Sunday, August 17, 2008

McCain, Obama at the Saddleback Church Forum (8-16-08)

John McCain and Barack Obama shared the stage briefly at a forum held by the Saddleback Church. It was largely a pro religious-right crowd. This from the NY Times:

  • Asked what their biggest moral failings were, Mr. Obama referred to his “difficult youth” when, he said, he experimented with drugs and drank alcohol. “I trace this to a certain selfishness on my part,” he said. “I couldn’t focus on other people.”

    Mr. McCain pointed to his first marriage, which he almost never does publicly.

  • Mr. Warren asked Mr. Obama, Democrat of Illinois, which of the sitting Supreme Court justices he would not have appointed. Mr. Obama quickly named Justice Clarence Thomas, saying he was not qualified for the top court at the time.

    “I don’t think that he was a strong enough jurist or legal thinker at the time for that elevation, setting aside the fact that I profoundly disagree with his interpretations of the Constitution,” Mr. Obama said.

    Mr. McCain, Republican of Arizona, named all the liberal judges on the court and noted that there might be several vacancies soon. “This nomination should be based on the criteria on a proven record of strictly adhering to the Constitution and not legislating from the bench,” he said.
  • Asked what was the most significant issue he had changed his mind on in the last 10 years, Mr. Obama cited the 1996 welfare reform bill signed by President Bill Clinton. He said that he initially opposed it because he believed it would have “disastrous results,” denying millions of women economic support, but that he now believed the law had been largely successful.
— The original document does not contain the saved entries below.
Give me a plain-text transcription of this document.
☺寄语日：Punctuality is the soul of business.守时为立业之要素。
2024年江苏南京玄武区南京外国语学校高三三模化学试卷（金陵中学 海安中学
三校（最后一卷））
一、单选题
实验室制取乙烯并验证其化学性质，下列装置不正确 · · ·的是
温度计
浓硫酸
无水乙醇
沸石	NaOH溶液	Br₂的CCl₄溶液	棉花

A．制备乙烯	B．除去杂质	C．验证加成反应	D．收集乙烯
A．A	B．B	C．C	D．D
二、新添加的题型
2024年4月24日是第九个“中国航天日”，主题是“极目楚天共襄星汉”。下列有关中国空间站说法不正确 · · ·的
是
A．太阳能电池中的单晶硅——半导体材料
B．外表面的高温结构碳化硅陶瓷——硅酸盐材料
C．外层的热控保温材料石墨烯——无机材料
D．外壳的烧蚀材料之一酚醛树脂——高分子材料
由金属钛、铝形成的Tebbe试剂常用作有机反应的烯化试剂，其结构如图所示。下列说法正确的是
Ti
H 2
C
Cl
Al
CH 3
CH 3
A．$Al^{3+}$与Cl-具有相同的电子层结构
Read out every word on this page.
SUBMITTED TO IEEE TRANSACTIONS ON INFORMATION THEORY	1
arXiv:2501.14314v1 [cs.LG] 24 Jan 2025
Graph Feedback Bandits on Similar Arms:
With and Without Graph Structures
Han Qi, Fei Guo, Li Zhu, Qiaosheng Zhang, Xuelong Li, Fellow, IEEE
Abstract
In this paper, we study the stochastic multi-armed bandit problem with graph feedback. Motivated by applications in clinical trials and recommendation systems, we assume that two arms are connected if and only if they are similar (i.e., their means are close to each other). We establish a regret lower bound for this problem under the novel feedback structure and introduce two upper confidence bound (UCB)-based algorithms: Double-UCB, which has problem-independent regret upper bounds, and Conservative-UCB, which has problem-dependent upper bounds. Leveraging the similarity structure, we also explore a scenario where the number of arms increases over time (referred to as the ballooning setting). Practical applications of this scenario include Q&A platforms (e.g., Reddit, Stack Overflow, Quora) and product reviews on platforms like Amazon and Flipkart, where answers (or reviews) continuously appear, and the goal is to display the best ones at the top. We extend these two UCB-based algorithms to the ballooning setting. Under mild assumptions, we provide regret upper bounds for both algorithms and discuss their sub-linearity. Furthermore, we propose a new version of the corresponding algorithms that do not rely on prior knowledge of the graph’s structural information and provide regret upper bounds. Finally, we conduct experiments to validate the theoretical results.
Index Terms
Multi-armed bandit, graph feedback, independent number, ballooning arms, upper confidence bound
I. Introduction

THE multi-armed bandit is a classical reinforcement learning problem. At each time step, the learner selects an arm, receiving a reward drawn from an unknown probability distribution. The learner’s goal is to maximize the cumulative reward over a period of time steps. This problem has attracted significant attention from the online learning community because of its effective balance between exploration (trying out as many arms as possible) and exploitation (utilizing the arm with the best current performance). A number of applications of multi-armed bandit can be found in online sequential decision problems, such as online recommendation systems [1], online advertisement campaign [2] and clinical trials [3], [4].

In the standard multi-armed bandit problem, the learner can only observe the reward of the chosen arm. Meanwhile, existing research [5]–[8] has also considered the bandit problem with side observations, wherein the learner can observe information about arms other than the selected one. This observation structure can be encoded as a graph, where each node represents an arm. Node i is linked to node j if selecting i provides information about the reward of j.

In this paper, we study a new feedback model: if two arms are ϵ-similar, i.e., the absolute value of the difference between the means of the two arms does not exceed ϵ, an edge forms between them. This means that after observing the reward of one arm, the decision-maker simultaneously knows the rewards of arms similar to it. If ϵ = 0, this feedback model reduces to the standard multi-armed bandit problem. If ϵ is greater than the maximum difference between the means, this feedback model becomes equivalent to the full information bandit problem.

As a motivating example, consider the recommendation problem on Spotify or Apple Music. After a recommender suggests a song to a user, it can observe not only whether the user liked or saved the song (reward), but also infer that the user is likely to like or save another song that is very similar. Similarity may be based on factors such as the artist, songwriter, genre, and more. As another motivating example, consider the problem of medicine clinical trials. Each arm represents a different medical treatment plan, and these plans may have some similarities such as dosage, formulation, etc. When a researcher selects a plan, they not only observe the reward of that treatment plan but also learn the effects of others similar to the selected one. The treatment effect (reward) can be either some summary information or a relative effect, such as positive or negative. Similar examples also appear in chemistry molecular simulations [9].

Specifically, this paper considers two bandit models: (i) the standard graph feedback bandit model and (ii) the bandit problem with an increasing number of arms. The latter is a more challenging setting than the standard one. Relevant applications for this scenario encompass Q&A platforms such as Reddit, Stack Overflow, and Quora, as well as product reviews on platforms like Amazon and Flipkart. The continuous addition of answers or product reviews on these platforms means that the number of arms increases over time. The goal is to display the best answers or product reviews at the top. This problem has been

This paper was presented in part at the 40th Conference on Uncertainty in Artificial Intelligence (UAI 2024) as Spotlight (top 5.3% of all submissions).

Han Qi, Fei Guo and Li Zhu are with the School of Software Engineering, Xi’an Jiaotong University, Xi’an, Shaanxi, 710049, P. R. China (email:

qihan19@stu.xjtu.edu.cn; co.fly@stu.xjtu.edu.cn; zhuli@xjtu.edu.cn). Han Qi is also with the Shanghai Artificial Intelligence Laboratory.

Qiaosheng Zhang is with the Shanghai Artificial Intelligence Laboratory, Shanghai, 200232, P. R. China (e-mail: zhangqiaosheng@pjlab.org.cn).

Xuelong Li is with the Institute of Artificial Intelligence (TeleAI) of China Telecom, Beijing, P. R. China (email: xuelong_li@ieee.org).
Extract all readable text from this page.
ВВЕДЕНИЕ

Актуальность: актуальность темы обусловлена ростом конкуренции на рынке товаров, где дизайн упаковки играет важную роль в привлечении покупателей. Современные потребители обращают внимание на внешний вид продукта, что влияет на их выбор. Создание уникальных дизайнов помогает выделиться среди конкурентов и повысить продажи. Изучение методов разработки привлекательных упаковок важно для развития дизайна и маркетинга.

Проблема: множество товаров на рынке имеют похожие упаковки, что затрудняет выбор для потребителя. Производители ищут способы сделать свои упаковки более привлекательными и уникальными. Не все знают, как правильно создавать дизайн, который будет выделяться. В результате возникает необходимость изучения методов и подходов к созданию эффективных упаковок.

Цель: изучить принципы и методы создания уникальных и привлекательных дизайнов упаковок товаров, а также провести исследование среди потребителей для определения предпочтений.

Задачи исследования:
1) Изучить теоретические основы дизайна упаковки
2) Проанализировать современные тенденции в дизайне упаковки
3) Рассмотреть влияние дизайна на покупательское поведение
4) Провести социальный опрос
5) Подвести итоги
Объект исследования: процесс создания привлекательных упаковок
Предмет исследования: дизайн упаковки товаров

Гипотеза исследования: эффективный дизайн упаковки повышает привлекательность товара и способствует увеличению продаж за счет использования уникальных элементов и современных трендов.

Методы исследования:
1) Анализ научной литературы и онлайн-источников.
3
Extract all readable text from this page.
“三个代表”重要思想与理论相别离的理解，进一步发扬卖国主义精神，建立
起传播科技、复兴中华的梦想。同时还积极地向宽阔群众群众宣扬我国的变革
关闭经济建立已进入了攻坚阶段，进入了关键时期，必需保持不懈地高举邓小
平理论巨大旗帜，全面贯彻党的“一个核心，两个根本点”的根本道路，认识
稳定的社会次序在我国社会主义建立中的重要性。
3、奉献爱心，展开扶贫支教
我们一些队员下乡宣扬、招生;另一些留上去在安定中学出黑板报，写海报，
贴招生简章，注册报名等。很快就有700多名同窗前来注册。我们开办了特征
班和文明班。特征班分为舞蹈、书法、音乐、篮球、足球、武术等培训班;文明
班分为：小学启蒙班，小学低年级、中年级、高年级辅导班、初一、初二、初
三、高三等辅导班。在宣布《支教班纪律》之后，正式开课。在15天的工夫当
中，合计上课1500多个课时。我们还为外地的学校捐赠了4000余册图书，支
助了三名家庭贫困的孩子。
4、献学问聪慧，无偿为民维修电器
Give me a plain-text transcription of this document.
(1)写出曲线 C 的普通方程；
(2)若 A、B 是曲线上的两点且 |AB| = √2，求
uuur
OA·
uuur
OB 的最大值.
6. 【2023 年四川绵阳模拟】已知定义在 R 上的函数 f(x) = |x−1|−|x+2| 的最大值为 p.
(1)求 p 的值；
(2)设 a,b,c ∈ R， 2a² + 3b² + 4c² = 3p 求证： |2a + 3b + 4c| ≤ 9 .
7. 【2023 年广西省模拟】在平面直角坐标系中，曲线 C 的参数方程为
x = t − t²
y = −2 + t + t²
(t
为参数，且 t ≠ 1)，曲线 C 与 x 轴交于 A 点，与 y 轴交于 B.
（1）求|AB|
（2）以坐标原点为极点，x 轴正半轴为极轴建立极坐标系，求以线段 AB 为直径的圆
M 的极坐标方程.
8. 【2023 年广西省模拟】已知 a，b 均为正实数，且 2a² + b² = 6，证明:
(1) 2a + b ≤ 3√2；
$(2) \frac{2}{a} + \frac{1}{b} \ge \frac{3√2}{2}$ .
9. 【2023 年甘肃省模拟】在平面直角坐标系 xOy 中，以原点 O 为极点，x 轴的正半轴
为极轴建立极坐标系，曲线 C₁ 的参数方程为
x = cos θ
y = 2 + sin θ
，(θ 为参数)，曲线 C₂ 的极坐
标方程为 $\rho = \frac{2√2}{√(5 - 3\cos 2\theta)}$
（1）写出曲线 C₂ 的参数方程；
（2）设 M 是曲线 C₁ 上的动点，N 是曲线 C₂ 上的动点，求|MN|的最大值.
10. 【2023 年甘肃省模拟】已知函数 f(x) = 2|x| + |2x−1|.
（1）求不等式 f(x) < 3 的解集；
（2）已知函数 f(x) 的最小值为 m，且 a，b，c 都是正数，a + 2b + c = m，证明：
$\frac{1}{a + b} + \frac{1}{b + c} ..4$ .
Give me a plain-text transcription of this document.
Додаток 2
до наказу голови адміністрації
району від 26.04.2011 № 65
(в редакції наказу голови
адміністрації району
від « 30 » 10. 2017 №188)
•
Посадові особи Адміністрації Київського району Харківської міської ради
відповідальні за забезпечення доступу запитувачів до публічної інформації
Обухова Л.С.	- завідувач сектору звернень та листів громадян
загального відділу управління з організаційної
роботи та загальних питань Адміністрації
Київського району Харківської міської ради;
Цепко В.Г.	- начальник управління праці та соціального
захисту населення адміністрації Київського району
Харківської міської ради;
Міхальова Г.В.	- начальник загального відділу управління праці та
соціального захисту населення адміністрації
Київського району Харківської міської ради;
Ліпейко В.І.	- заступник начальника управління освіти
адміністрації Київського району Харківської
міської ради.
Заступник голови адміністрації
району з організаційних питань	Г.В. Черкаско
    Mr. McCain pointed to offshore drilling. “We’ve got to drill now; we’ve got to drill here,” he said, and took a poke at Gov. Arnold Schwarzenegger, Republican of California, who opposes it. “I know there are some here in Cal-eee-fornia that disagree with that position,” he said, mimicking the governor’s accent.

  • Mr. Obama skirted a question about when life begins, saying that determining such a thing was above his pay grade and sending murmurs throughout the audience. Mr. McCain said simply, “At the moment of conception.”
  • Asked to define marriage, Mr. Obama and Mr. McCain gave the same answer: that it is the union between a man and a woman.
  • On abortion, Mr. Obama declared: “I am pro-choice, I believe in Roe vs. Wade, not because I’m pro-abortion but because ultimately I don’t think women make these decisions casually.” He also said, “I am in favor on limits on late-term abortion if there is an exception for the woman’s health.”

    Mr. McCain said he was “pro-life” and would be a “pro-life president.”

This from the Dallas Morning News:
  • Mr. Obama said the biblical injunction to care for the disenfranchised “applies to poverty, it applies to racism and sexism, it applies to not thinking about providing ladders of opportunity for people.”

    Mr. McCain recalled how his religious faith sustained him in the face of torture as a prisoner of war in Vietnam.

    “It took a lot of prayer,” he said.

  • “If I’m president of the United States, my friends, if I have to follow him to the gates of hell, I will get Osama bin Laden and bring him to justice,” he said.
  • Asked their most difficult decision, Mr. Obama recalled his vote against the war in Iraq. Mr. McCain cited his decision to refuse early release as a POW.
  • East Texas evangelist Rick Scarborough, president of Vision America Action, said Mr. McCain offered concise, conservative answers that should help win over religious voters.

    He took Mr. Obama to task for not answering when life begins.

    “This brilliant Harvard grad could not say the obvious,” said Mr. Scarborough. “He’s the most radically pro-abortion candidate our country has ever fielded.”

  • Richard Land, who heads the public policy arm of the Southern Baptist Convention, said that although Christian conservatives are lukewarm about Mr. McCain, most will vote for him in November because they find Mr. Obama unacceptable.